All the gospel writers record the final words of Jesus to his disciples after his resurrection and before he ascended to the Father in heaven. Bible scholars have referred to them as, “the great commission” because they gave instructions for his disciples to follow when he left. Much like the “general orders” given to soldiers entering battle these instructions provide the basic direction needed to continue their mission in this world in the physical absence of Jesus. At the end of his gospel Matthew describes the mission in Jesus’ own words as, “All power is given unto me in heaven and in earth. Go ye therefore, and teach all nations, baptizing them in the name of the Father, and of the Son, and of the Holy Ghost: Teaching them to observe all things whatsoever I have commanded you: and, lo, I am with you always, even unto the end of the world.”

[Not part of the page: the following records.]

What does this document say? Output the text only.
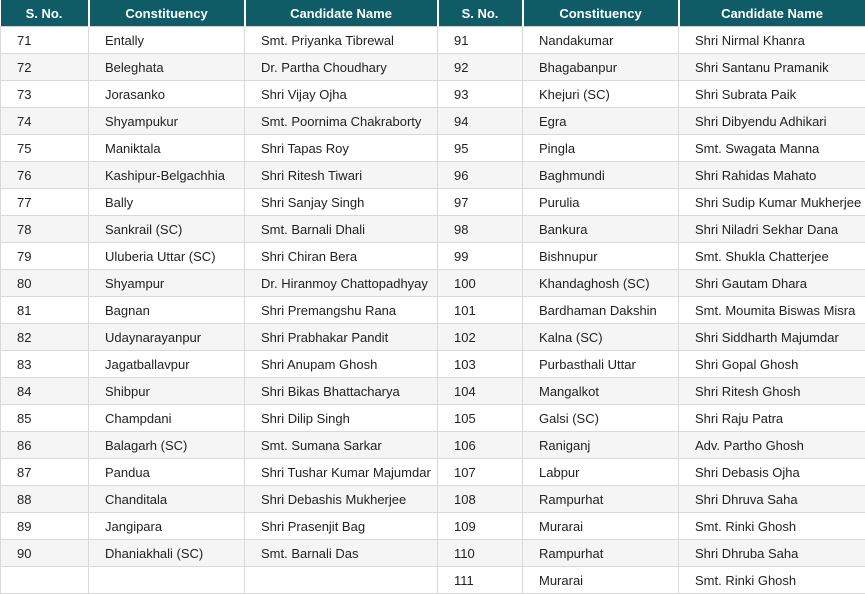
S. No.	Constituency	Candidate Name	S. No.	Constituency	Candidate Name
71	Entally	Smt. Priyanka Tibrewal	91	Nandakumar	Shri Nirmal Khanra
72	Beleghata	Dr. Partha Choudhary	92	Bhagabanpur	Shri Santanu Pramanik
73	Jorasanko	Shri Vijay Ojha	93	Khejuri (SC)	Shri Subrata Paik
74	Shyampukur	Smt. Poornima Chakraborty	94	Egra	Shri Dibyendu Adhikari
75	Maniktala	Shri Tapas Roy	95	Pingla	Smt. Swagata Manna
76	Kashipur-Belgachhia	Shri Ritesh Tiwari	96	Baghmundi	Shri Rahidas Mahato
77	Bally	Shri Sanjay Singh	97	Purulia	Shri Sudip Kumar Mukherjee
78	Sankrail (SC)	Smt. Barnali Dhali	98	Bankura	Shri Niladri Sekhar Dana
79	Uluberia Uttar (SC)	Shri Chiran Bera	99	Bishnupur	Smt. Shukla Chatterjee
80	Shyampur	Dr. Hiranmoy Chattopadhyay	100	Khandaghosh (SC)	Shri Gautam Dhara
81	Bagnan	Shri Premangshu Rana	101	Bardhaman Dakshin	Smt. Moumita Biswas Misra
82	Udaynarayanpur	Shri Prabhakar Pandit	102	Kalna (SC)	Shri Siddharth Majumdar
83	Jagatballavpur	Shri Anupam Ghosh	103	Purbasthali Uttar	Shri Gopal Ghosh
84	Shibpur	Shri Bikas Bhattacharya	104	Mangalkot	Shri Ritesh Ghosh
85	Champdani	Shri Dilip Singh	105	Galsi (SC)	Shri Raju Patra
86	Balagarh (SC)	Smt. Sumana Sarkar	106	Raniganj	Adv. Partho Ghosh
87	Pandua	Shri Tushar Kumar Majumdar	107	Labpur	Shri Debasis Ojha
88	Chanditala	Shri Debashis Mukherjee	108	Rampurhat	Shri Dhruva Saha
89	Jangipara	Shri Prasenjit Bag	109	Murarai	Smt. Rinki Ghosh
90	Dhaniakhali (SC)	Smt. Barnali Das	110	Rampurhat	Shri Dhruba Saha
			111	Murarai	Smt. Rinki Ghosh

From these instructions it is obvious that Jesus intended for his church to look more like an advancing army or a small group of special operators breaking through enemy lines rather than a defensive fortress with protective walls and weapons to defend itself. Sadly, many of the institutions recognized as “churches” today resemble the latter. Since the time of the Roman Emperor, Constantine, church buildings have been designed with a fortress mentality that suggests the only safe place in this world is within its walls. Consequently (either intended or unintended) those who are given the authority to manage the fortress (the clergy) have had to be selective about who they let inside the fortress and what activities may be allowed. The fortress mentality necessitates a stringent set of rules (written and unwritten) needed to maintain the integrity of the fortress itself.
The concept of leadership in the fortress mentality of the church also suffers as those with the authority to make and enforce the rules are viewed more as “benevolent dictators” rather than shepherds. Leaders within a fortress are constantly divided between their loyalty to the structure of the fortress and the needs of the individual within or seeking entrance into the fortress. Decisions are generally made for the “greater good” of the fortress itself even at the expense of individual needs. Church history is replete with examples of such abuse of authority by the clergy and incompetent, if not evil, leadership.
While it is much easier to discover what the church Jesus is building is not (a religious fortress), our search needs to focus on what it is with the guiding instructions in the mission Jesus gave it. History also provides us with examples of various groups of believers, beginning with the first disciples, who infiltrated the word around them with the gospel message of God doing for us what we could not do for ourselves. The assurance of Jesus that the defenses of hell would not prevail against them as well as his promise to be with them to the end gives us hope that his church is still very much alive and well today. Continue to pray for our eyes to be opened by the revelation of the Father through his Spirit to see the church Jesus is building.